In [4]:
import pandas as pd

# Define the risk score mapping for each status code
risk_mapping = {
    'C': 0,
    'X': 0,
    '0': 1,
    '1': 2,
    '2': 3,
    '3': 4,
    '4': 5,
    '5': 6
}

df = pd.read_csv('credit_record.csv')

# Map the STATUS values to risk scores
df['risk_score'] = df['STATUS'].map(risk_mapping)
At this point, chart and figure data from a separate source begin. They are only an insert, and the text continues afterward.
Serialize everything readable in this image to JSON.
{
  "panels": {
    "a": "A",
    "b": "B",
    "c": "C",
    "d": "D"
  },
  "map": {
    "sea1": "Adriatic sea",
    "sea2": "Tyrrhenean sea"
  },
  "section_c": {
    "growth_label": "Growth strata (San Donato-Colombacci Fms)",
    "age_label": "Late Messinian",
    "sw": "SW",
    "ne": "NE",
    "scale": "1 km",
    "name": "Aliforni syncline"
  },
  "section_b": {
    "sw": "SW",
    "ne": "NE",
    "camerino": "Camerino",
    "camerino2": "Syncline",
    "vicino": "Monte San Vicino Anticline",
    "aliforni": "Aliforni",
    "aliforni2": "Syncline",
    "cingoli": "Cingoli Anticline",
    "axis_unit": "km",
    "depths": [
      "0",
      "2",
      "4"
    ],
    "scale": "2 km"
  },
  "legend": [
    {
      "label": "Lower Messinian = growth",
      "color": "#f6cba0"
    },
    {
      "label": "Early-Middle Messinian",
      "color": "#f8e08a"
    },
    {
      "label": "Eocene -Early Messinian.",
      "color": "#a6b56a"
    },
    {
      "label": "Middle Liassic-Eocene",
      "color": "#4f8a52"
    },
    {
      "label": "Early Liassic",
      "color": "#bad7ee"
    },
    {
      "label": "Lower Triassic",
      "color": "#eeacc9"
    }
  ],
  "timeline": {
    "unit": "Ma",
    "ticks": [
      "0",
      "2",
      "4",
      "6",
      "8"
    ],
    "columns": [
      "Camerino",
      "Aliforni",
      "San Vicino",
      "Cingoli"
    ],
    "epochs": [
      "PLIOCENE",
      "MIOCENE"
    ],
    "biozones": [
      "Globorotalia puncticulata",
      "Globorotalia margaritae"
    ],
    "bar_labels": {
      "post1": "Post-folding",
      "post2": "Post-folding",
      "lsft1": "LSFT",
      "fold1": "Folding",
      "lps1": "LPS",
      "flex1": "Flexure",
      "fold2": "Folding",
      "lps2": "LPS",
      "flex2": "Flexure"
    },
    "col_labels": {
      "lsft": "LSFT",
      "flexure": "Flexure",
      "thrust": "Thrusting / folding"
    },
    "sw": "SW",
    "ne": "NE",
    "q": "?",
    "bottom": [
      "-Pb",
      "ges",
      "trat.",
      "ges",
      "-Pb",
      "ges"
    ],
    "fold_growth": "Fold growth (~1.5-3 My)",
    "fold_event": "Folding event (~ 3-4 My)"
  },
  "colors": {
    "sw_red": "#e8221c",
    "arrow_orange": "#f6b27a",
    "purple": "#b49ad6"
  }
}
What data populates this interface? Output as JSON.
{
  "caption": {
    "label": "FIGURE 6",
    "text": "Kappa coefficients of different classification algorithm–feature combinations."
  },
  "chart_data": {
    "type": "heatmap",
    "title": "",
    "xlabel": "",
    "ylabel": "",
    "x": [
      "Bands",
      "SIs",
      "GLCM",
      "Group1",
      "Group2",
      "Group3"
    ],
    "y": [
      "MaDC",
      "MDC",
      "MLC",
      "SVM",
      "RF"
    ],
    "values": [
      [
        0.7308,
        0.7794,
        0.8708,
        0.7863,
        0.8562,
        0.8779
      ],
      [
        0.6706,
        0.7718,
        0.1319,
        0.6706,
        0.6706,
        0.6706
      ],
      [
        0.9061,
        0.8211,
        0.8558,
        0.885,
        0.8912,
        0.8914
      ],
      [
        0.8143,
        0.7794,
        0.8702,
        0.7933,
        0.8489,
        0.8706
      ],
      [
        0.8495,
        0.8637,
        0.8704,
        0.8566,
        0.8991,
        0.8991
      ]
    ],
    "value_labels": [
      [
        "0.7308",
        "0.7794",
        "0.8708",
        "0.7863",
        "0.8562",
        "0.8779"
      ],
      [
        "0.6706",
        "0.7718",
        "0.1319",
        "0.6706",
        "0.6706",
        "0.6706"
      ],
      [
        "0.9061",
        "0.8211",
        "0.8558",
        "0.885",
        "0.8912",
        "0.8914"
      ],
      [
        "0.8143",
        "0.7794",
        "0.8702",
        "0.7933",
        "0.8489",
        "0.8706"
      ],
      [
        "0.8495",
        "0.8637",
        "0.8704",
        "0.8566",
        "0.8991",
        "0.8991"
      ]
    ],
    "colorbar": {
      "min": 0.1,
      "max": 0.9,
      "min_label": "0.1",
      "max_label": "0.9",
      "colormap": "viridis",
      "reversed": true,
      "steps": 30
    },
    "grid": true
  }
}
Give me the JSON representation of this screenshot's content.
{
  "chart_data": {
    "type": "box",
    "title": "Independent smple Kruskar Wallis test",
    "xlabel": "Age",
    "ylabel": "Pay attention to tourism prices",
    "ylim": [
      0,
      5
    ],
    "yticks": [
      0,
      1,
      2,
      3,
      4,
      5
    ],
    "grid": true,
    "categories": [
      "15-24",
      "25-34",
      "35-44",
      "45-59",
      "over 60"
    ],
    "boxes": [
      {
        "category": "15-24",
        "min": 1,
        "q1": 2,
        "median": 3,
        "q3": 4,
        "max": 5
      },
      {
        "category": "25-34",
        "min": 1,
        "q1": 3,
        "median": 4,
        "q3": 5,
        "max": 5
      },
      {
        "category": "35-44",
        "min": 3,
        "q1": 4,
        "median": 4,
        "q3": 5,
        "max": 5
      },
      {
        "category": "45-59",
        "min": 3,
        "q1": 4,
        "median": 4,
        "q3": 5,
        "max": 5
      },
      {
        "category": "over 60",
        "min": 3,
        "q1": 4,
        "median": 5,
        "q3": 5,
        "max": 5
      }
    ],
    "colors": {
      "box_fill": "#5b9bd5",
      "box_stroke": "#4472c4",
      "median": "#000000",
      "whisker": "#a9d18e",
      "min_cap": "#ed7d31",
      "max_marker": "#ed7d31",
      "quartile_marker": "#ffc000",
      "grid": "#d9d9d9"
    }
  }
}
#  Calculate aggregate metrics (Group by client ID)
agg_df = df.groupby('ID').agg(
    total_risk_score=('risk_score', 'sum'),
    average_risk_score=('risk_score', 'mean'),
    max_risk_score=('risk_score', 'max')
).reset_index()

# A client is labeled "Not Approved" (0) if either:
#   - max risk score is 3 or higher, or
#   - average risk score is 1.0 or higher.
# Otherwise, label as "Approved" (1).
agg_df['IS_APPROVED'] = ((agg_df['max_risk_score'] < 3) & (agg_df['average_risk_score'] < 1.0)).astype(int)
result_df = agg_df[['ID', 'IS_APPROVED']]
result_df.to_csv('credit_approval_labels.csv', index=False)


The new CSV file 'credit_approval_labels.csv' has been created.